On the surface, St. Patrick’s Day is bad enough, with cartoon leprechauns and shamrocks popping up everywhere, and revelers engaging in the worst, most stereotypical behaviors ascribed to the Irish: stereotypes that once resulted in a considerable amount of discrimination against Irish immigrants. The term “paddy wagon” for a police prisoner transport still persists in the language. It came about sometime in the 1840s or 1850s: a police wagon primarily full of Paddies – a slur for the Irish – because we’re all rowdy, drunken thieves, don’t you know.
Of course, none of this comes as a surprise in a country which celebrates Thanksgiving and Cinco De Mayo in nearly-identical ways, laden with cartoon stereotypes and, in many cases, celebrating the mass deaths of a people.
But for those who know their Irish history, St.
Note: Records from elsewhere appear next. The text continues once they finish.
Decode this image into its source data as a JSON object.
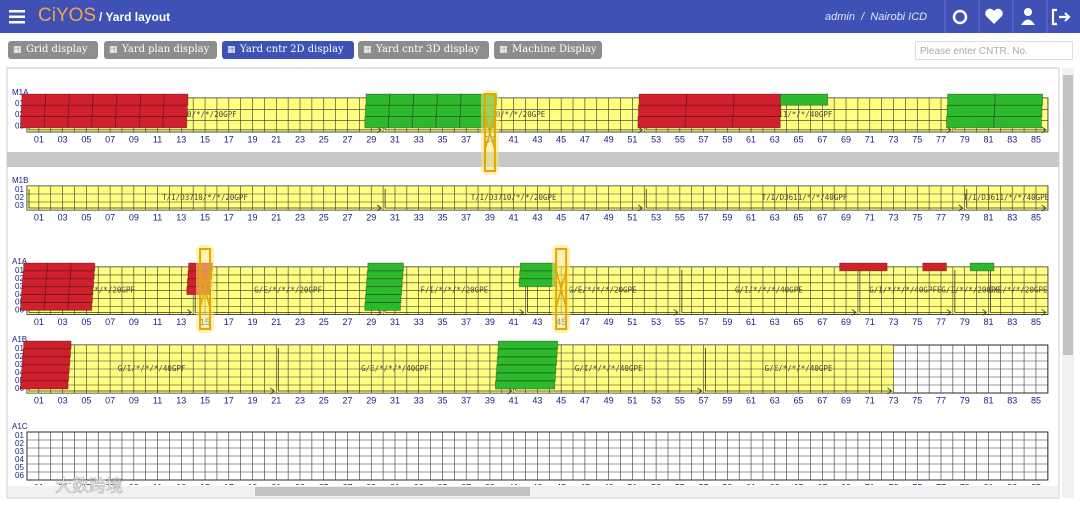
{
  "navbar": {
    "logo": "CiYOS",
    "page": "/ Yard layout",
    "user": "admin",
    "separator": "/",
    "site": "Nairobi ICD"
  },
  "tabs": [
    {
      "label": "Grid display"
    },
    {
      "label": "Yard plan display"
    },
    {
      "label": "Yard cntr 2D display"
    },
    {
      "label": "Yard cntr 3D display"
    },
    {
      "label": "Machine Display"
    }
  ],
  "search": {
    "placeholder": "Please enter CNTR. No."
  },
  "bays": [
    "01",
    "03",
    "05",
    "07",
    "09",
    "11",
    "13",
    "15",
    "17",
    "19",
    "21",
    "23",
    "25",
    "27",
    "29",
    "31",
    "33",
    "35",
    "37",
    "39",
    "41",
    "43",
    "45",
    "47",
    "49",
    "51",
    "53",
    "55",
    "57",
    "59",
    "61",
    "63",
    "65",
    "67",
    "69",
    "71",
    "73",
    "75",
    "77",
    "79",
    "81",
    "83",
    "85"
  ],
  "blocks": [
    {
      "name": "M1A",
      "rows": [
        "01",
        "02",
        "03"
      ],
      "segments": [
        "D710/*/*/20GPF",
        "D710/*/*/20GPE",
        "D3611/*/*/40GPF",
        "E"
      ]
    },
    {
      "name": "M1B",
      "rows": [
        "01",
        "02",
        "03"
      ],
      "segments": [
        "T/I/D3710/*/*/20GPF",
        "T/I/D3710/*/*/20GPE",
        "T/I/D3611/*/*/40GPF",
        "T/I/D3611/*/*/40GPE"
      ]
    },
    {
      "name": "A1A",
      "rows": [
        "01",
        "02",
        "03",
        "04",
        "05",
        "06"
      ],
      "segments": [
        "*/*/*/20GPF",
        "G/E/*/*/*/20GPF",
        "F/I/*/*/*/20GPE",
        "G/E/*/*/*/20GPE",
        "G/I/*/*/*/40GPE",
        "G/I/*/*/*/40GPFE",
        "G/I/*/*/20GPE",
        "G/E/*/*/20GPE"
      ]
    },
    {
      "name": "A1B",
      "rows": [
        "01",
        "02",
        "03",
        "04",
        "05",
        "06"
      ],
      "segments": [
        "G/I/*/*/*/40GPF",
        "G/E/*/*/*/40GPF",
        "G/I/*/*/*/40GPE",
        "G/E/*/*/*/40GPE"
      ]
    },
    {
      "name": "A1C",
      "rows": [
        "01",
        "02",
        "03",
        "04",
        "05",
        "06"
      ],
      "segments": []
    }
  ],
  "watermark": "大数跨境"
}
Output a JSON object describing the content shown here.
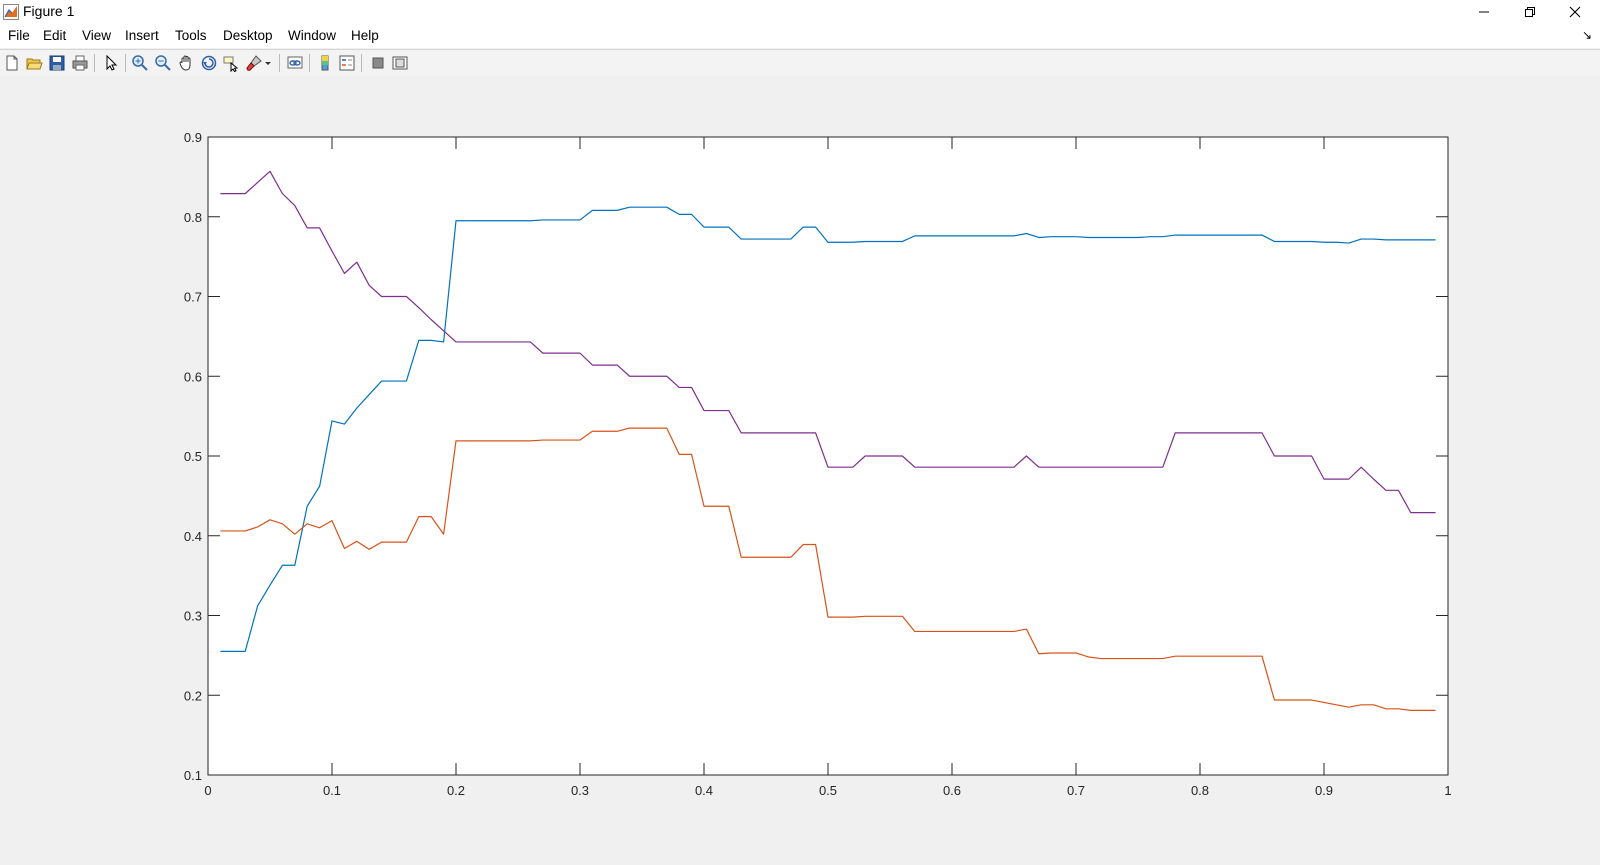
{
  "window": {
    "title": "Figure 1"
  },
  "menu": {
    "items": [
      "File",
      "Edit",
      "View",
      "Insert",
      "Tools",
      "Desktop",
      "Window",
      "Help"
    ]
  },
  "toolbar": {
    "tools": [
      "new-figure-icon",
      "open-file-icon",
      "save-icon",
      "print-icon",
      "pointer-icon",
      "zoom-in-icon",
      "zoom-out-icon",
      "pan-icon",
      "rotate-3d-icon",
      "data-cursor-icon",
      "brush-icon",
      "link-plot-icon",
      "colorbar-icon",
      "legend-icon",
      "hide-plot-tools-icon",
      "show-plot-tools-icon"
    ]
  },
  "chart_data": {
    "type": "line",
    "title": "",
    "xlabel": "",
    "ylabel": "",
    "xlim": [
      0,
      1
    ],
    "ylim": [
      0.1,
      0.9
    ],
    "xticks": [
      "0",
      "0.1",
      "0.2",
      "0.3",
      "0.4",
      "0.5",
      "0.6",
      "0.7",
      "0.8",
      "0.9",
      "1"
    ],
    "yticks": [
      "0.1",
      "0.2",
      "0.3",
      "0.4",
      "0.5",
      "0.6",
      "0.7",
      "0.8",
      "0.9"
    ],
    "grid": false,
    "x": [
      0.01,
      0.02,
      0.03,
      0.04,
      0.05,
      0.06,
      0.07,
      0.08,
      0.09,
      0.1,
      0.11,
      0.12,
      0.13,
      0.14,
      0.15,
      0.16,
      0.17,
      0.18,
      0.19,
      0.2,
      0.21,
      0.22,
      0.23,
      0.24,
      0.25,
      0.26,
      0.27,
      0.28,
      0.29,
      0.3,
      0.31,
      0.32,
      0.33,
      0.34,
      0.35,
      0.36,
      0.37,
      0.38,
      0.39,
      0.4,
      0.41,
      0.42,
      0.43,
      0.44,
      0.45,
      0.46,
      0.47,
      0.48,
      0.49,
      0.5,
      0.51,
      0.52,
      0.53,
      0.54,
      0.55,
      0.56,
      0.57,
      0.58,
      0.59,
      0.6,
      0.61,
      0.62,
      0.63,
      0.64,
      0.65,
      0.66,
      0.67,
      0.68,
      0.69,
      0.7,
      0.71,
      0.72,
      0.73,
      0.74,
      0.75,
      0.76,
      0.77,
      0.78,
      0.79,
      0.8,
      0.81,
      0.82,
      0.83,
      0.84,
      0.85,
      0.86,
      0.87,
      0.88,
      0.89,
      0.9,
      0.91,
      0.92,
      0.93,
      0.94,
      0.95,
      0.96,
      0.97,
      0.98,
      0.99
    ],
    "series": [
      {
        "color": "#0072bd",
        "values": [
          0.255,
          0.255,
          0.255,
          0.312,
          0.338,
          0.363,
          0.363,
          0.437,
          0.462,
          0.544,
          0.54,
          0.56,
          0.577,
          0.594,
          0.594,
          0.594,
          0.645,
          0.645,
          0.643,
          0.795,
          0.795,
          0.795,
          0.795,
          0.795,
          0.795,
          0.795,
          0.796,
          0.796,
          0.796,
          0.796,
          0.808,
          0.808,
          0.808,
          0.812,
          0.812,
          0.812,
          0.812,
          0.803,
          0.803,
          0.787,
          0.787,
          0.787,
          0.772,
          0.772,
          0.772,
          0.772,
          0.772,
          0.787,
          0.787,
          0.768,
          0.768,
          0.768,
          0.769,
          0.769,
          0.769,
          0.769,
          0.776,
          0.776,
          0.776,
          0.776,
          0.776,
          0.776,
          0.776,
          0.776,
          0.776,
          0.779,
          0.774,
          0.775,
          0.775,
          0.775,
          0.774,
          0.774,
          0.774,
          0.774,
          0.774,
          0.775,
          0.775,
          0.777,
          0.777,
          0.777,
          0.777,
          0.777,
          0.777,
          0.777,
          0.777,
          0.769,
          0.769,
          0.769,
          0.769,
          0.768,
          0.768,
          0.767,
          0.772,
          0.772,
          0.771,
          0.771,
          0.771,
          0.771,
          0.771
        ]
      },
      {
        "color": "#d95319",
        "values": [
          0.406,
          0.406,
          0.406,
          0.411,
          0.42,
          0.415,
          0.402,
          0.415,
          0.41,
          0.419,
          0.384,
          0.393,
          0.383,
          0.392,
          0.392,
          0.392,
          0.424,
          0.424,
          0.402,
          0.519,
          0.519,
          0.519,
          0.519,
          0.519,
          0.519,
          0.519,
          0.52,
          0.52,
          0.52,
          0.52,
          0.531,
          0.531,
          0.531,
          0.535,
          0.535,
          0.535,
          0.535,
          0.502,
          0.502,
          0.437,
          0.437,
          0.437,
          0.373,
          0.373,
          0.373,
          0.373,
          0.373,
          0.389,
          0.389,
          0.298,
          0.298,
          0.298,
          0.299,
          0.299,
          0.299,
          0.299,
          0.28,
          0.28,
          0.28,
          0.28,
          0.28,
          0.28,
          0.28,
          0.28,
          0.28,
          0.283,
          0.252,
          0.253,
          0.253,
          0.253,
          0.248,
          0.246,
          0.246,
          0.246,
          0.246,
          0.246,
          0.246,
          0.249,
          0.249,
          0.249,
          0.249,
          0.249,
          0.249,
          0.249,
          0.249,
          0.194,
          0.194,
          0.194,
          0.194,
          0.191,
          0.188,
          0.185,
          0.188,
          0.188,
          0.183,
          0.183,
          0.181,
          0.181,
          0.181
        ]
      },
      {
        "color": "#7e2f8e",
        "values": [
          0.829,
          0.829,
          0.829,
          0.843,
          0.857,
          0.829,
          0.814,
          0.786,
          0.786,
          0.757,
          0.729,
          0.743,
          0.714,
          0.7,
          0.7,
          0.7,
          0.686,
          0.671,
          0.657,
          0.643,
          0.643,
          0.643,
          0.643,
          0.643,
          0.643,
          0.643,
          0.629,
          0.629,
          0.629,
          0.629,
          0.614,
          0.614,
          0.614,
          0.6,
          0.6,
          0.6,
          0.6,
          0.586,
          0.586,
          0.557,
          0.557,
          0.557,
          0.529,
          0.529,
          0.529,
          0.529,
          0.529,
          0.529,
          0.529,
          0.486,
          0.486,
          0.486,
          0.5,
          0.5,
          0.5,
          0.5,
          0.486,
          0.486,
          0.486,
          0.486,
          0.486,
          0.486,
          0.486,
          0.486,
          0.486,
          0.5,
          0.486,
          0.486,
          0.486,
          0.486,
          0.486,
          0.486,
          0.486,
          0.486,
          0.486,
          0.486,
          0.486,
          0.529,
          0.529,
          0.529,
          0.529,
          0.529,
          0.529,
          0.529,
          0.529,
          0.5,
          0.5,
          0.5,
          0.5,
          0.471,
          0.471,
          0.471,
          0.486,
          0.471,
          0.457,
          0.457,
          0.429,
          0.429,
          0.429
        ]
      }
    ]
  }
}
Patrick’s Day tells a tale far more grim. The day is named for an actual man: St. Patrick, who was canonized as “the Enlightener of Ireland.” Patrick was a 5th-century Romano-British Christian missionary and bishop in Ireland. Now, it has to be said; the historical record is difficult to clarify – some scholars argue that, according to The Independent, St. Patrick “driving out the snakes” is a metaphor for slaughtering the Irish-Pagan druids. Certainly, it’s known that – unlike his predecessors – Patrick was an evangelizer and actively opposed the Irish-Pagans; whether or not he was actually responsible for “enlightening” the Irish is rather more difficult to determine. Others, says Patheos, contend that Patrick’s Christianizing of the island is a modern myth.
Regardless of what actually happened, Patrick was lionized by the Christian church as the man who made Ireland Christian. They praised him for driving out the Pagans and wrote blood-raising accounts of him throwing Pagan women from cliffs and performing exorcisms on Pagan deities.
I can’t tell you that I or anyone knows for sure what St. Patrick may have perpetrated on the Irish Pagans, but whatever Patrick actually did or didn’t accomplish, the church turned him into the symbol of Christianity’s triumph in Ireland – and he’s still celebrated that way today. It’s certainly not a day to be celebrated, to those of us who mourn the death of our people’s own unique culture at the hands of the Romans, and later, the British, both of whom repeatedly colonized the isle since almost time immemorial, replacing Irish culture with their own, and significantly contributing to the death toll of one of the worst famines in history.
Fighting against the modern culture of St. Patrick’s Day is certainly a losing battle, and makes me little more than a grumpy old person refusing to take part in a celebration of my own culture. I know that. But our modern St. Patrick’s Day is never going to stop making me salty, and maybe I can at least convince you to take a moment to think about the true people you’re allegedly celebrating tonight while searching for a bridge rail to vomit over.